Por: Thuany Dossares
A Polícia Federal realizou, na manhã de ontem, mais uma fase da Operação Lava Jato, após investigar a participação de dez deputados estaduais do Rio de Janeiro, três deles já na cadeia, em esquemas de corrupção, lavagem de dinheiro, além de loteamento de cargos públicos e mão de obra terceirizada em órgãos da administração estadual. O esquema teria movimentado mais de R$ 54 milhões.
Os parlamentares envolvidos no suposto ‘mensalinho’ da Alerj são: André Correa (DEM), Chiquinho da Mangueira (PSC), Coronel Jairo (MDB), Edson Albertassi (MDB), Jorge Picciani (MDB), Luiz Martins (PDT), Marcelo Simão (PP), Marcos Abrahão (Avante), Marcus Vinícius Neskau (PTB) e Paulo Melo (MDB).

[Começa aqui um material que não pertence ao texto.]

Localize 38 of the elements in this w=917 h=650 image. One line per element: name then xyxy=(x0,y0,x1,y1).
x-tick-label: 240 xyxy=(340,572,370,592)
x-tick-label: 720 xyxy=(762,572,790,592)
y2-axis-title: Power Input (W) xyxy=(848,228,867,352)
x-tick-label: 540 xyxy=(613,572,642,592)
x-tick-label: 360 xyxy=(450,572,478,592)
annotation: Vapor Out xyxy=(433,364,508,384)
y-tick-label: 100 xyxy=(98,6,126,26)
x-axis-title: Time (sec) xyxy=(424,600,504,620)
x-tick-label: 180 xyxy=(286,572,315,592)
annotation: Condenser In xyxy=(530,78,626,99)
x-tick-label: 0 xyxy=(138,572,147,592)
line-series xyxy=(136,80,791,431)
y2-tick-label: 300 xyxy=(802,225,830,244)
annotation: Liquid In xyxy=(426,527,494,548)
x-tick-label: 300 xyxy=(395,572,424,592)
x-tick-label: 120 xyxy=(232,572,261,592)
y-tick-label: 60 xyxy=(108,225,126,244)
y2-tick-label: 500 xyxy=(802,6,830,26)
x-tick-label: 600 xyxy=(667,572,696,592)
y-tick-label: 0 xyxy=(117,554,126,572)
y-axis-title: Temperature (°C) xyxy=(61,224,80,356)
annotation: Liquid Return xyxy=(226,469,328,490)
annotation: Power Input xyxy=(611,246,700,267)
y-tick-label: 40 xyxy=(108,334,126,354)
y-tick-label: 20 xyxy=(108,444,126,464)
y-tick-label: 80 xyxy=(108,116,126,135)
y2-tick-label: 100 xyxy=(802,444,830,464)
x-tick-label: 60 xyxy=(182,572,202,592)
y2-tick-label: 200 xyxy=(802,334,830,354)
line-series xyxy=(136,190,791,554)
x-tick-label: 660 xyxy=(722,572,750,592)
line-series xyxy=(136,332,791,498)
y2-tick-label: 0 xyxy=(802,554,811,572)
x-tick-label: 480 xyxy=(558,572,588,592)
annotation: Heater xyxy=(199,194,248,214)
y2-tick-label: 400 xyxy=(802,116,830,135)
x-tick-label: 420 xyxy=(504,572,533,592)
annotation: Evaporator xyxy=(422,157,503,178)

A Operação Furna da Onça é um desdobramento da Operação Cadeia Velha – deflagrada em novembro de 2017 – e contou com 200 policias federais, 35 membros do Ministério Público Federal (MPF) e 10 auditores da Receita Federal para cumprir 19 mandados de prisão temporária, 3 de prisão preventiva e 47 mandados de busca e apreensão, expedidos Tribunal Regional Federal da 2a Região (TRF2). Entre os alvos também estavam funcionários do Detran, assessores e auxiliares.
Segundo as investigações, a organização criminosa, chefiada pelo ex-governador preso Sergio Cabral, pagava propina a vários deputados estaduais, a fim de que patrocinassem interesses do grupo criminoso na Alerj.
Segundo as investigações, o “mensalinho” era resultado de sobrepreço de contratos estaduais e federais. De maneira ilícita, os parlamentares eram beneficiados ainda com o loteamento de cargos em diversos órgãos públicos do Estado, onde poderiam alocar mão de obra comissionada ou terceirizada. Além disso, os acusados teriam recebido propinas mensais que variavam de R$ 20 mil a R$ 100 mil.
Os investigados devem responder, na medida de suas participações, pelos crimes de organização criminosa, corrupção ativa, passiva e lavagem de dinheiro.O nome Furna da Onça faz referência a uma sala ao lado do plenário da Alerj, onde deputados se reúnem para ter conversas reservadas, destinada às combinações secretas que resultam em decisões individuais antes das votações, momento conhecido como a hora da “onça beber água”.
O presidente da Alerj o deputado André Ceciliano (PT) afirmou que, mesmo com a prisão de sete deputados estaduais , a Casa continuará trabalhando para votar projetos essenciais ao Estado do Rio.